The Non-Financial Reporting Directive (NFRD) started in all EU member states in 2018. The NFRD is now a national law, and all 28 member states of the EU are expected to comply if their company meets the requirements to participate in the NFRD. The NFRD set out rules for disclosures of non-financial and diversity information by certain large companies. It applies to large public-interest companies with more than 500 employees. This covers approximately 11,700 large companies and groups across the EU, including listed companies, banks, insurance companies, and other companies designated by national authorities as public-interest entities. Information that requires disclosure is environmental matters, social matters and treatment of employees, respect for human rights, anti-corruption and bribery, and diversity on company boards. In April 2021, a proposal for the Corporate Sustainability Reporting Directive (CSRD) was developed.



The CSRD proposals significantly enhance the scope of the existing NFRD rules to cover all large undertakings as well as all those listed on EU-regulated markets, with the exception of micro-entities. Moreover, in contrast to the NFRD, the CRSD sets out in far greater detail the non-financial information that entities should report. As expected, the CSRD introduces mandated EU sustainability standards, to be prepared by the European Financial Reporting Advisory Group (EFRAG) and adopted via secondary legislation. The standards should be based on the recent recommendations recently made by the EFRAG Task Force on Non-Financial Reporting Standards, with the first set of standards due for adoption by 31 October 2022.

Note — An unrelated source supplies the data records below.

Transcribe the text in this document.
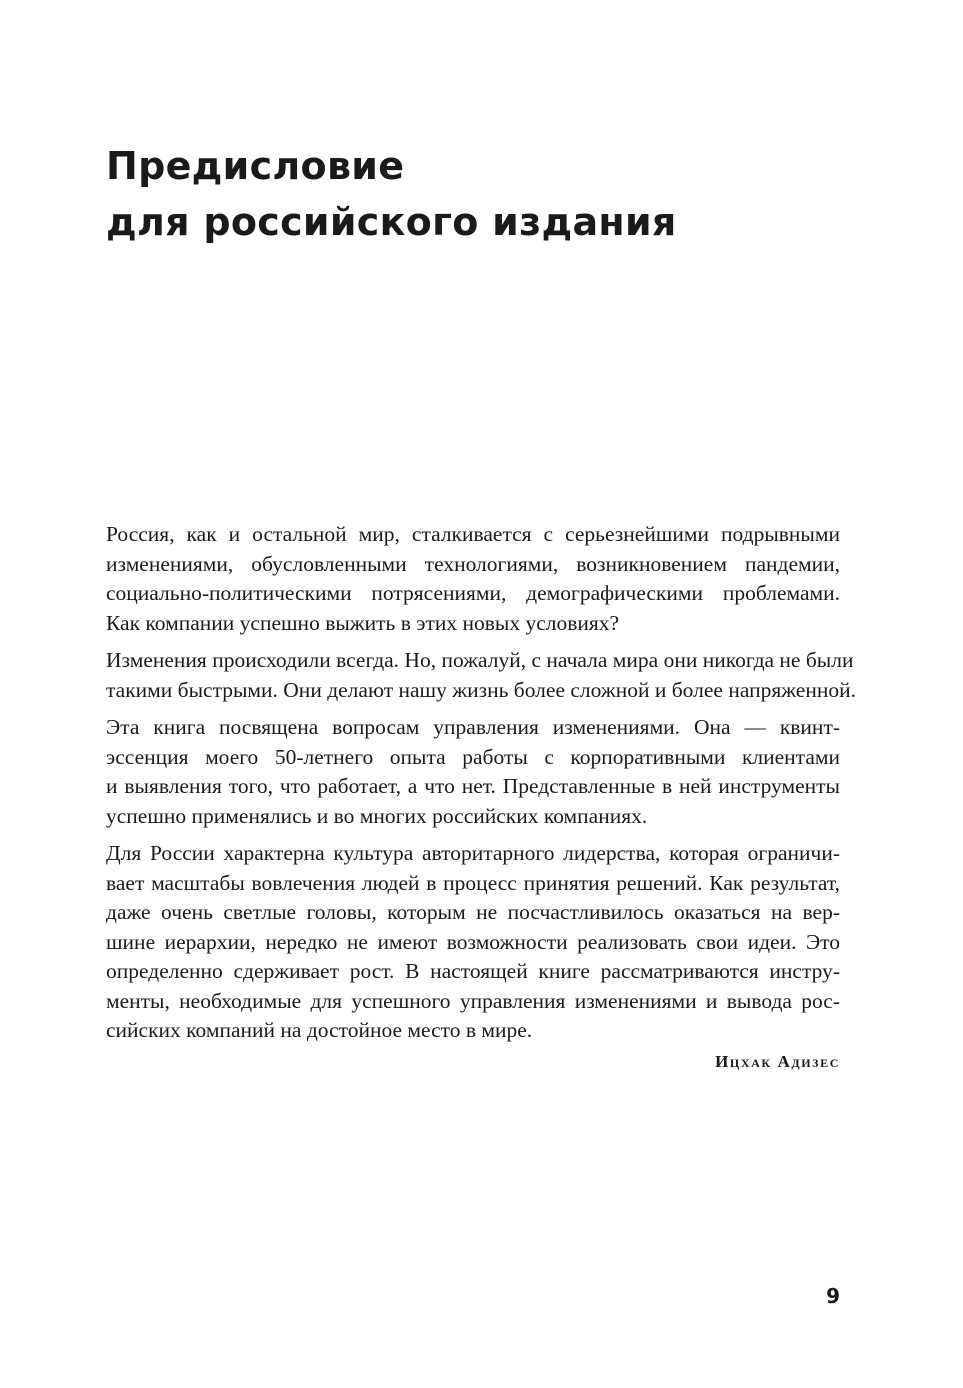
Предисловие
для российского издания

Россия, как и остальной мир, сталкивается с серьезнейшими подрывными
изменениями, обусловленными технологиями, возникновением пандемии,
социально-политическими потрясениями, демографическими проблемами.
Как компании успешно выжить в этих новых условиях?

Изменения происходили всегда. Но, пожалуй, с начала мира они никогда не были
такими быстрыми. Они делают нашу жизнь более сложной и более напряженной.

Эта книга посвящена вопросам управления изменениями. Она — квинт-
эссенция моего 50-летнего опыта работы с корпоративными клиентами
и выявления того, что работает, а что нет. Представленные в ней инструменты
успешно применялись и во многих российских компаниях.

Для России характерна культура авторитарного лидерства, которая ограничи-
вает масштабы вовлечения людей в процесс принятия решений. Как результат,
даже очень светлые головы, которым не посчастливилось оказаться на вер-
шине иерархии, нередко не имеют возможности реализовать свои идеи. Это
определенно сдерживает рост. В настоящей книге рассматриваются инстру-
менты, необходимые для успешного управления изменениями и вывода рос-
сийских компаний на достойное место в мире.

Ицхак Адизес
9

The scope of the reporting obligations will be widened to apply to all non-SMEs and certain SMEs with securities listed on EU-regulated markets (estimated as capturing approximately 49,000 companies in the EU, up from approximately 11,700 reporting under NFRD). Information reported by these companies will be subject to third-party assurance by auditors (initially on a limited assurance basis) and digitally tagged so that it could feed into the European Single Access Point envisaged under the Capital Markets Union Action Plan. Obligation to report on a ‘double-materiality’ basis will be clarified with companies being obliged to make disclosures about (i) the impact of the company on sustainability matters as well as (ii) how sustainability matters affect the undertaking’s development, performance and position.